Les requins, symboles de puissance et de prédateurs ultimes des océans, fascinent depuis toujours par leur efficacité et leur longévité. Leur arme la plus célèbre, les dents acérées et renouvelables, semble indestructible. Pourtant, une menace insidieuse se profile à l’horizon : l’acidification des océans. Alors que les niveaux de dioxyde de carbone dans l’atmosphère continuent d’augmenter, les océans absorbent une partie de ce gaz, modifiant progressivement leur chimie. Cette évolution pourrait fragiliser l’une des caractéristiques les plus emblématiques des requins, avec des conséquences potentiellement profondes pour l’ensemble des écosystèmes marins.
L’acidification des océans : un phénomène aux effets multiples
L’acidification des océans se produit lorsque le dioxyde de carbone (CO₂) se dissout dans l’eau de mer, entraînant une baisse progressive du pH. Les conditions marines, légèrement alcalines depuis des millénaires, tendent ainsi vers une neutralité qui peut affecter la vie marine.
Si les conséquences sur les récifs coralliens et les coquillages ont été largement étudiées, d’autres structures calcifiées, comme les dents des prédateurs marins, avaient jusqu’ici été largement ignorées. Or, ces dents sont bien plus vulnérables qu’on ne le pensait.
Des dents conçues pour la chasse, pas pour résister à l’acidité
Les dents des requins, composées de phosphates hautement minéralisés, sont extrêmement efficaces pour trancher et capturer leurs proies. Mais cette perfection pour la chasse ne garantit pas leur résistance à des conditions acides. Une étude menée par l’Université Heinrich Heine de Düsseldorf s’est penchée sur cette question, en utilisant 600 dents de requins à pointes noires prélevées dans un aquarium.

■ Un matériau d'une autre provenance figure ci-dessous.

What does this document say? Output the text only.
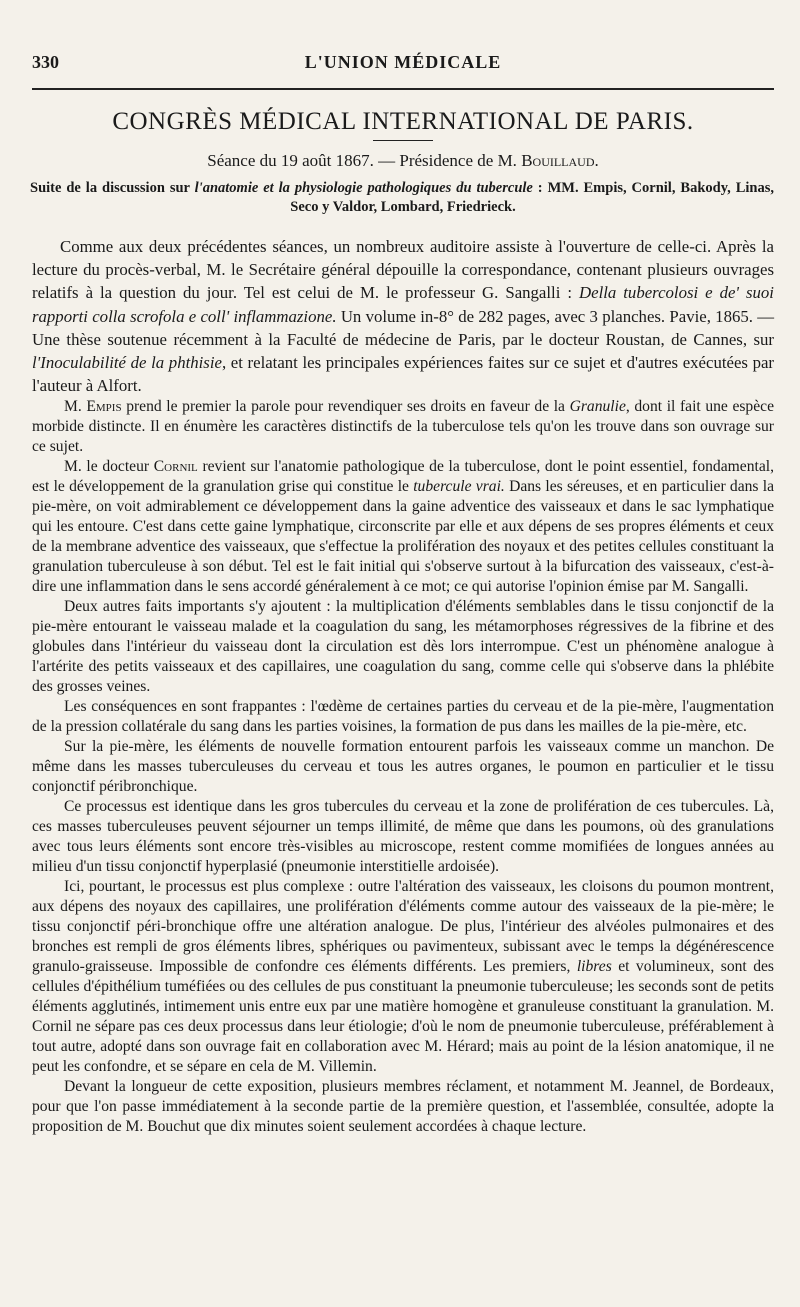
330	L'UNION MÉDICALE
CONGRÈS MÉDICAL INTERNATIONAL DE PARIS.
Séance du 19 août 1867. — Présidence de M. Bouillaud.
Suite de la discussion sur l'anatomie et la physiologie pathologiques du tubercule : MM. Empis, Cornil, Bakody, Linas, Seco y Valdor, Lombard, Friedrieck.

Comme aux deux précédentes séances, un nombreux auditoire assiste à l'ouverture de celle-ci. Après la lecture du procès-verbal, M. le Secrétaire général dépouille la correspondance, contenant plusieurs ouvrages relatifs à la question du jour. Tel est celui de M. le professeur G. Sangalli : Della tubercolosi e de' suoi rapporti colla scrofola e coll' inflammazione. Un volume in-8° de 282 pages, avec 3 planches. Pavie, 1865. — Une thèse soutenue récemment à la Faculté de médecine de Paris, par le docteur Roustan, de Cannes, sur l'Inoculabilité de la phthisie, et relatant les principales expériences faites sur ce sujet et d'autres exécutées par l'auteur à Alfort.

M. Empis prend le premier la parole pour revendiquer ses droits en faveur de la Granulie, dont il fait une espèce morbide distincte. Il en énumère les caractères distinctifs de la tuberculose tels qu'on les trouve dans son ouvrage sur ce sujet.

M. le docteur Cornil revient sur l'anatomie pathologique de la tuberculose, dont le point essentiel, fondamental, est le développement de la granulation grise qui constitue le tubercule vrai. Dans les séreuses, et en particulier dans la pie-mère, on voit admirablement ce développement dans la gaine adventice des vaisseaux et dans le sac lymphatique qui les entoure. C'est dans cette gaine lymphatique, circonscrite par elle et aux dépens de ses propres éléments et ceux de la membrane adventice des vaisseaux, que s'effectue la prolifération des noyaux et des petites cellules constituant la granulation tuberculeuse à son début. Tel est le fait initial qui s'observe surtout à la bifurcation des vaisseaux, c'est-à-dire une inflammation dans le sens accordé généralement à ce mot; ce qui autorise l'opinion émise par M. Sangalli.

Deux autres faits importants s'y ajoutent : la multiplication d'éléments semblables dans le tissu conjonctif de la pie-mère entourant le vaisseau malade et la coagulation du sang, les métamorphoses régressives de la fibrine et des globules dans l'intérieur du vaisseau dont la circulation est dès lors interrompue. C'est un phénomène analogue à l'artérite des petits vaisseaux et des capillaires, une coagulation du sang, comme celle qui s'observe dans la phlébite des grosses veines.

Les conséquences en sont frappantes : l'œdème de certaines parties du cerveau et de la pie-mère, l'augmentation de la pression collatérale du sang dans les parties voisines, la formation de pus dans les mailles de la pie-mère, etc.

Sur la pie-mère, les éléments de nouvelle formation entourent parfois les vaisseaux comme un manchon. De même dans les masses tuberculeuses du cerveau et tous les autres organes, le poumon en particulier et le tissu conjonctif péribronchique.

Ce processus est identique dans les gros tubercules du cerveau et la zone de prolifération de ces tubercules. Là, ces masses tuberculeuses peuvent séjourner un temps illimité, de même que dans les poumons, où des granulations avec tous leurs éléments sont encore très-visibles au microscope, restent comme momifiées de longues années au milieu d'un tissu conjonctif hyperplasié (pneumonie interstitielle ardoisée).

Ici, pourtant, le processus est plus complexe : outre l'altération des vaisseaux, les cloisons du poumon montrent, aux dépens des noyaux des capillaires, une prolifération d'éléments comme autour des vaisseaux de la pie-mère; le tissu conjonctif péri-bronchique offre une altération analogue. De plus, l'intérieur des alvéoles pulmonaires et des bronches est rempli de gros éléments libres, sphériques ou pavimenteux, subissant avec le temps la dégénérescence granulo-graisseuse. Impossible de confondre ces éléments différents. Les premiers, libres et volumineux, sont des cellules d'épithélium tuméfiées ou des cellules de pus constituant la pneumonie tuberculeuse; les seconds sont de petits éléments agglutinés, intimement unis entre eux par une matière homogène et granuleuse constituant la granulation. M. Cornil ne sépare pas ces deux processus dans leur étiologie; d'où le nom de pneumonie tuberculeuse, préférablement à tout autre, adopté dans son ouvrage fait en collaboration avec M. Hérard; mais au point de la lésion anatomique, il ne peut les confondre, et se sépare en cela de M. Villemin.

Devant la longueur de cette exposition, plusieurs membres réclament, et notamment M. Jeannel, de Bordeaux, pour que l'on passe immédiatement à la seconde partie de la première question, et l'assemblée, consultée, adopte la proposition de M. Bouchut que dix minutes soient seulement accordées à chaque lecture.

Les dents ont été immergées dans différentes conditions d’acidité pendant huit semaines et analysées au microscope électronique.
Les résultats, rapportés dans Frontiers in Marine Science, ont été sans équivoque : les dents exposées à une eau plus acide présentaient des fissures, des trous et une corrosion des racines. Ces dommages rendent les dents plus fragiles et plus susceptibles de se briser sous la pression ou de s’user plus rapidement que les nouvelles dents ne peuvent être produites.
Adaptation possible, mais à quel prix ?
Les chercheurs précisent que ces tests portent sur des dents déjà perdues, qui ne bénéficient plus des mécanismes de réparation naturels. Les dents vivantes des requins peuvent en effet se reminéraliser ou être remplacées plus rapidement. Toutefois, cette régénération consommerait davantage d’énergie dans des eaux acidifiées. Autrement dit, les requins pourraient survivre, mais au prix d’un effort énergétique plus important, ce qui pourrait influencer leur comportement, leur chasse et leur reproduction.

Des effets écologiques qui dépassent le prédateur
La fragilisation des dents des requins ne concerne pas seulement ces prédateurs eux-mêmes. En tant qu’espèces au sommet de la chaîne alimentaire, les requins jouent un rôle clé dans le maintien de l’équilibre des écosystèmes marins. Si leur capacité à chasser est réduite, cela pourrait avoir des effets en cascade sur les populations de poissons et d’autres organismes marins, perturbant des réseaux trophiques entiers.
Même des changements limités chez quelques espèces clés peuvent entraîner des conséquences imprévisibles sur l’ensemble des océans.
Un phénomène à long terme mais déjà préoccupant
L’expérience menée par les chercheurs a utilisé des niveaux de pH que les océans ne devraient atteindre que vers l’an 2300, en supposant que les émissions de CO₂ se maintiennent. Pourtant, l’importance de cette étude réside dans le fait qu’elle révèle la vulnérabilité de structures considérées comme quasi indestructibles. Les variations de dioxyde de carbone dans l’histoire de la Terre ont été lentes, permettant aux espèces de s’adapter. La rapidité actuelle du changement climatique laisse peu de temps pour une adaptation naturelle.
Enfin, cette étude illustre également le potentiel de la recherche étudiante. Commencée comme un projet de licence, elle a conduit à une publication évaluée par des pairs, montrant que l’initiative et la curiosité peuvent mener à des découvertes significatives. Elle met en lumière l’importance d’explorer des angles inattendus pour mieux comprendre les impacts du changement climatique sur la vie marine.